SCHWARZENEGGER CONTRO GLI STATI UNITI
LA CALIFORNIA ALLA GUERRA PER L’AMBIENTE

Contro il diffuso disinteresse della politica americana nei confronti delle tematiche ambientali si sono schierati alcuni stati americani, desiderosi di una norme più protettive contro l’inquinamento delle automobili. In testa a questi stati la California del presidente Schwarzenegger, che ha citato in tribunale il governo americano.
di Stefano Zoja
Arnold Schwarzenegger, uno che di battaglie per salvare il pianeta se ne intende, ne ha cominciata una nuova. E questa volta il suo avversario sono gli Stati Uniti. Naturalmente non siamo in un film di fantascienza, ma nell’arena politica americana, nella quale l’ex attore svolge con spirito indipendente il ruolo di governatore (repubblicano) della California, in contrasto con il presidente (repubblicano) degli Stati Uniti.

Non è la prima volta che il governatore si contrappone alla linea legislativa e culturale del governo centrale, ma in questa occasione la sua battaglia si fa ancora più dura per il tema coinvolto: le emissioni di gas serra, il diritto a inquinare, e dietro questo, ancora una volta, il Protocollo di Kyoto, baluardo, anche simbolico, della lotta contro l’emergenza ambientale.

In breve, la California ha l’ostinata intenzione di adottare una legislazione più restrittiva sulle emissioni delle automobili rispetto al governo federale. Proprio perché aspira a una regolamentazione più restrittiva, Los Angeles deve ottenere una deroga dall’Epa (Environmental Protection Agency, il corrispettivo del nostro Ministero per l’Ambiente). Ma la deroga, già in discussione da anni, non arriva. E la California ha sporto denuncia contro il governo federale.

Dietro allo stato californiano, uno dei più potenti ed emancipati, dovrebbero riunirsi circa altri quattordici stati (fra cui Illinois, Maine, New York e Vermont che si è già unito alla California), interessati anch’essi a raggiungere l’obiettivo del taglio delle emissioni automobilistiche del 30% entro il 2016.

Un colpo che subirebbero sia la pluriennale politica presidenziale sull’ambiente, sia le case automobilistiche, che si troverebbero costrette a rivedere i propri piani industriali per fornire al mercato quelle automobili che tanti stati, contemporaneamente, si troverebbero a richiedere.
E, spalla a spalla, governo e case automobilistiche, anch’esse ricorse in tribunale, si difendono.

Già nel 2005 la California aveva chiesto di esaminare la possibilità della deroga. Ma l’Epa, non certo nuova nella propria storia a simili deroghe, si era inizialmente dichiarata incompetente sulla materia.
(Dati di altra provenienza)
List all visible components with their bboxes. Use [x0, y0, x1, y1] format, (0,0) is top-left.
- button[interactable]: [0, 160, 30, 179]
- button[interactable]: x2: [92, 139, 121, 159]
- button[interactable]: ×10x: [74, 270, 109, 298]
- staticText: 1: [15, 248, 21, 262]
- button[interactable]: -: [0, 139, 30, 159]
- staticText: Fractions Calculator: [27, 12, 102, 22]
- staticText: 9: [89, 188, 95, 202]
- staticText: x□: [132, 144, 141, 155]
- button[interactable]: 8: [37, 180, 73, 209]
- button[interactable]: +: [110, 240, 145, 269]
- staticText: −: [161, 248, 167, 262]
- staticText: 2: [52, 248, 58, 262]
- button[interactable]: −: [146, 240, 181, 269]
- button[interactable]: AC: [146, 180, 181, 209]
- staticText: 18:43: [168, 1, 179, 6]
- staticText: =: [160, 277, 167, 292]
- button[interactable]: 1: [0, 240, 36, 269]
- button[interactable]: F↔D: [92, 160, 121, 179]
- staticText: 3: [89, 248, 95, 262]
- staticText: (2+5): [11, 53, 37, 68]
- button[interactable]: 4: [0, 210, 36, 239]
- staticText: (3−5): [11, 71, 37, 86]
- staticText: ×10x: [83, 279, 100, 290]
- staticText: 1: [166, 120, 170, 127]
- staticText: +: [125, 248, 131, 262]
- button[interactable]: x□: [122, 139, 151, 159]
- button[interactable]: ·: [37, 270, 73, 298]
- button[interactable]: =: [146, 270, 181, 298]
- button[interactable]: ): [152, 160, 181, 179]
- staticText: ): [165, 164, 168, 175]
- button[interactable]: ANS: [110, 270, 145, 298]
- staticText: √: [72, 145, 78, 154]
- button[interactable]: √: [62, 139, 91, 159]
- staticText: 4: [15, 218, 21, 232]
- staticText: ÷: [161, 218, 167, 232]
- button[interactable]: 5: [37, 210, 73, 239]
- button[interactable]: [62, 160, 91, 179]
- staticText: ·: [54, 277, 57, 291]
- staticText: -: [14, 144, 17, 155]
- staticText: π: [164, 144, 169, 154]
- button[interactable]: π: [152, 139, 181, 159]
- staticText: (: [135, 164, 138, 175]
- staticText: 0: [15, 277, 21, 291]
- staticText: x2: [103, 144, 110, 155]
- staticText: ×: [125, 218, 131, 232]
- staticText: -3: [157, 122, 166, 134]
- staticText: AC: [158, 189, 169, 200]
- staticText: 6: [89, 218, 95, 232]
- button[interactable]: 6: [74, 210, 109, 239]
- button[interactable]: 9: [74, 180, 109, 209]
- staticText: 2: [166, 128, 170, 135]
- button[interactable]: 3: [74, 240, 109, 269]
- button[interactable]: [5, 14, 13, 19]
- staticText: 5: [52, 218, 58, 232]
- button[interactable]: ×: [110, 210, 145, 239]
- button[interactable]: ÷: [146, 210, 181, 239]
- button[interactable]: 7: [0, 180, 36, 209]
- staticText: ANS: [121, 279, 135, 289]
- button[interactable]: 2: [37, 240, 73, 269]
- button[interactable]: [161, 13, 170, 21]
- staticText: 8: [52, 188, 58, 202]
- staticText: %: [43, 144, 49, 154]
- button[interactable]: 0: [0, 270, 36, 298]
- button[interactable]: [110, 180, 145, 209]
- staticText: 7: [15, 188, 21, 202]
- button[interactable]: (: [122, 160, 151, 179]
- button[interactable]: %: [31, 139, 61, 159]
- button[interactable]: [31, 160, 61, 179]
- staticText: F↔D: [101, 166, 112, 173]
Quando la Corte Suprema ha stabilito che l’agenzia poteva deliberare, sono sorti altri impedimenti, nuove attese. “L’Epa si è seduta sulle proprie mani”, ha detto di recente il procuratore federale della California. Finché, pochi giorni fa, lo stato dell’ovest ha citato in giudizio l’Agenzia per l’ambiente.

Siamo dentro un legal thriller in salsa gustosamente americana. Nella “vecchia” Europa, nell’Unione Europea della fusione fredda, dei principi di sussidiarietà o di cooperazione rafforzata, sarebbe difficile immaginare una situazione simile. Per questioni formali, ma anche per motivazioni culturali, sarebbe improbabile vedere la Commissione opporsi alla Germania o alla Francia quando aspirassero a una norma simile, a un impegno più deciso nel nome dell’ambiente.

Gli Stati Uniti, troppo uniti non sono mai stati. Le disparità di visione fra stati progressisti o conservatori, delle coste o dell’interno, su temi di ogni genere, come sulla pena di morte, lasciano intravedere che dietro il moloch americano, con la sua pretesa, e apparentemente compatta, tensione egemonica, esistono realtà profondamente diverse. E che per fortuna, tra queste resiste uno spazio di confronto, e anche di azione indipendente.

Proprio da alcuni di questi stati può venire la spinta che manca a livello nazionale per vedere con occhi nuovi problematiche incancrenite. Ed è proprio questo spazio di espressione, che nella storia gli Stati Uniti hanno consentito al loro interno in diversi ambiti, ad avere contribuito alla costruzione della parte sana del mito americano. Sarebbe un problema se per opportunità politica (o di mercato) perdesse forza questo principio. Ma ultimamente c’è nell’arena un ex attore austriaco-americano, un politico insolito a spendersi per questi principi fondamentali: “Faremo ricorso ancora, ancora e ancora, finché vinceremo”.